As part of material characterization, cyclic voltammetry was performed to investigate the presence of OCGs on GONC surface and the intrinsic electroactivity of the material. As shown in Figure 1, a significant reduction peak at about 1.15 V was observed during the cathodic scan of GONC, which arose from the reduction of electrochemically active OCGs present on GONC surface. The obtained reduction signal confirmed the suitability of the material for the current study.

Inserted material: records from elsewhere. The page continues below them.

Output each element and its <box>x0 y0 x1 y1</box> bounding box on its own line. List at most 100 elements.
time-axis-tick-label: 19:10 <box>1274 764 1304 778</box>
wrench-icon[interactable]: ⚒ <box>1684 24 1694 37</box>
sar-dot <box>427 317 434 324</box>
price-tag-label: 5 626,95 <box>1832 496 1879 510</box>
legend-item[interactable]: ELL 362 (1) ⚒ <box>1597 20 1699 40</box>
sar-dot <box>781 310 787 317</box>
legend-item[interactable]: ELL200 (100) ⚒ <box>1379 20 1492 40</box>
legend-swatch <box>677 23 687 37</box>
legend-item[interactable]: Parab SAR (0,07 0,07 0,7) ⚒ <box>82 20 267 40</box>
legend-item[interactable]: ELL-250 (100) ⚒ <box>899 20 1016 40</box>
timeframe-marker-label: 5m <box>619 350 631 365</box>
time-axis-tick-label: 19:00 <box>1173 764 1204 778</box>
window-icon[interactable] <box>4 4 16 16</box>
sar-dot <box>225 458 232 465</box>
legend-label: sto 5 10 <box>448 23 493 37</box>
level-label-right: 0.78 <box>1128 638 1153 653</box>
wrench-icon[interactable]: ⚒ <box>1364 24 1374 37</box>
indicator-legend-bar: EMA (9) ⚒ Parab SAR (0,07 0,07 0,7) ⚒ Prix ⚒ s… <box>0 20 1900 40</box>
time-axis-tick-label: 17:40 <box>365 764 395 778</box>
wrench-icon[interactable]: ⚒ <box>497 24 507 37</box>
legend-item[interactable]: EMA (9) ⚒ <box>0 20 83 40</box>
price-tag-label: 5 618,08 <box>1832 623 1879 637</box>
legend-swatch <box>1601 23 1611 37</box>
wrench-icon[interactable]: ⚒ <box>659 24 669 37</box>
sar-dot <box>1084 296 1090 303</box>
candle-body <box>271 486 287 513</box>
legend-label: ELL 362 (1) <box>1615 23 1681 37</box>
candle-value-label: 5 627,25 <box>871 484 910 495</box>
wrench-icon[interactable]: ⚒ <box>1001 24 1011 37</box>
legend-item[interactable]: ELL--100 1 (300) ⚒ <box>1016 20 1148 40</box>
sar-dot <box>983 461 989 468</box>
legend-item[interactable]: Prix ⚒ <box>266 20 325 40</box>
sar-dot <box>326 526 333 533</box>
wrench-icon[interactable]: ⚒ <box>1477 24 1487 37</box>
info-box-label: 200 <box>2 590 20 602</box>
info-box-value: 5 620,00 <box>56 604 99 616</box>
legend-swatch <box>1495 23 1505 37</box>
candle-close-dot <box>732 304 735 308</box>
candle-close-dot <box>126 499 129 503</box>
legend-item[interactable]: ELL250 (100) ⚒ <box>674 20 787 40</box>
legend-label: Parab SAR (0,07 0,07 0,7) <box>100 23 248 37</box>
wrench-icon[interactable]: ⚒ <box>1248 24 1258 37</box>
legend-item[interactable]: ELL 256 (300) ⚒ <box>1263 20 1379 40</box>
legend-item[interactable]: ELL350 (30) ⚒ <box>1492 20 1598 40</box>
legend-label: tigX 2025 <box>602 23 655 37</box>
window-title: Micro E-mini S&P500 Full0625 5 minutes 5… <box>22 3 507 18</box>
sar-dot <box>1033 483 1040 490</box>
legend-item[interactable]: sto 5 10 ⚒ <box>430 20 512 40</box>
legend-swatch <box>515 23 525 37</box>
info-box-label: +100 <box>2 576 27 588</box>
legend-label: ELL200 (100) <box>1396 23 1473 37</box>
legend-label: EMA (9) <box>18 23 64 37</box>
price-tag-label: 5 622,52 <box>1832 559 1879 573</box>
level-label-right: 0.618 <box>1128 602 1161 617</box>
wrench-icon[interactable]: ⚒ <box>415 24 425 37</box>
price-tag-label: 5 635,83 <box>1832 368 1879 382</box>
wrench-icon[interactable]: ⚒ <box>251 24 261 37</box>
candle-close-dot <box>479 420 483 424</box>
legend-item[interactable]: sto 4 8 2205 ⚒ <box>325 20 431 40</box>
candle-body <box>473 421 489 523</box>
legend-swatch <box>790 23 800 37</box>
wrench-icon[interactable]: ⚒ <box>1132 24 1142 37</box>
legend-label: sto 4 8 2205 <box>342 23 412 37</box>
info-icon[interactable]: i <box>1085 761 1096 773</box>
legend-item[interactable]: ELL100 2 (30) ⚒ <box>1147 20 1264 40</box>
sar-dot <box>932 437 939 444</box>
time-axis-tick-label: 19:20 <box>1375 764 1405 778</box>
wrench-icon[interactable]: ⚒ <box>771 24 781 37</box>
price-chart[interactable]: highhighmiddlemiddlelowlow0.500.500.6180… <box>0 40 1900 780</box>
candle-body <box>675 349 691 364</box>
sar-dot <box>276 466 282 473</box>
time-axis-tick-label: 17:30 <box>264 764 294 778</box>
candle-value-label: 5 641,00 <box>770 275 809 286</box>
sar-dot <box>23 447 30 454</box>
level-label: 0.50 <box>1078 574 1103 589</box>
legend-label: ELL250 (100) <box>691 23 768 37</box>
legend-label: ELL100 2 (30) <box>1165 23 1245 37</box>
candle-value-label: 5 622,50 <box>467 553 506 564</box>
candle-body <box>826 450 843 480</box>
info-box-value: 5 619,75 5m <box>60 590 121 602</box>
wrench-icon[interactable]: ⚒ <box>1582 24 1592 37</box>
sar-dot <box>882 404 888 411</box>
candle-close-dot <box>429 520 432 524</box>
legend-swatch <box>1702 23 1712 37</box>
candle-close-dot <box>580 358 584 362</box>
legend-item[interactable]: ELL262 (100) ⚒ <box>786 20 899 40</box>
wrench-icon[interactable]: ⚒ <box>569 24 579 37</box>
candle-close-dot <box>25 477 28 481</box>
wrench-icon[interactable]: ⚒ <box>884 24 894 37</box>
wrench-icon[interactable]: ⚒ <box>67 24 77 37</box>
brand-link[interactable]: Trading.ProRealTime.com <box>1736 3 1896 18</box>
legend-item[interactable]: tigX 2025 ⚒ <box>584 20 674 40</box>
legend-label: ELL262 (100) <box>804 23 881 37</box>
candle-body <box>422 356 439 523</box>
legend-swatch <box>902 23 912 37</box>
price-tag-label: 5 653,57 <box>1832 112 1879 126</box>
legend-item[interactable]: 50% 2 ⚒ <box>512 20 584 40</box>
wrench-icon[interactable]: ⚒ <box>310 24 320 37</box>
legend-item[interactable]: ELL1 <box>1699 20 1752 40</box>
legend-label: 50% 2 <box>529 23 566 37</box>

Moving on, GONC material was conjugated to specific DNA sequences following two different protocols namely physical adsorption and covalent conjugation. After which, the GONC modified DNA probes were hybridized with the corresponding complementary target sequences in order to obtain a GONC-dsDNA conjugate. The electrochemical signal obtained from different concentrations of the GONC-dsDNA conjugates synthetized by following the two conjugation protocols was then measured and compared with that obtained from the bare GONCs. Results from this study are shown in Figure 2. Figure 2a depicts the calibration curve that shows the peak heights obtained by differential pulse voltammetry (DPV) measurements for increasing concentrations of GONCs. Figure 2b shows the peak heights from the reduction peaks for increasing concentrations of GONC-dsDNA conjugate obtained with the physical adsorption protocol, while Figure 2c shows the calibration curve obtained by increasing concentrations of GONC-dsDNA conjugate form the covalent conjugation.

4. Discussion

In this preliminary study we showed how electrochemically active nano-graphene oxide material could be successfully employed for DNA labelling. As shown from the calibration curves depicted in Figure 2, GONC material maintains a significant electroactivity after the conjugation with the DNA probes and hybridization with complementary targets, allowing the final quantitative analysis of DNA. This system could be eventually integrated in a PCR protocol, with the use of GONC-modified DNA primers that would allow an electrochemical detection and provide a cost-effective alternative to the current optical PCR.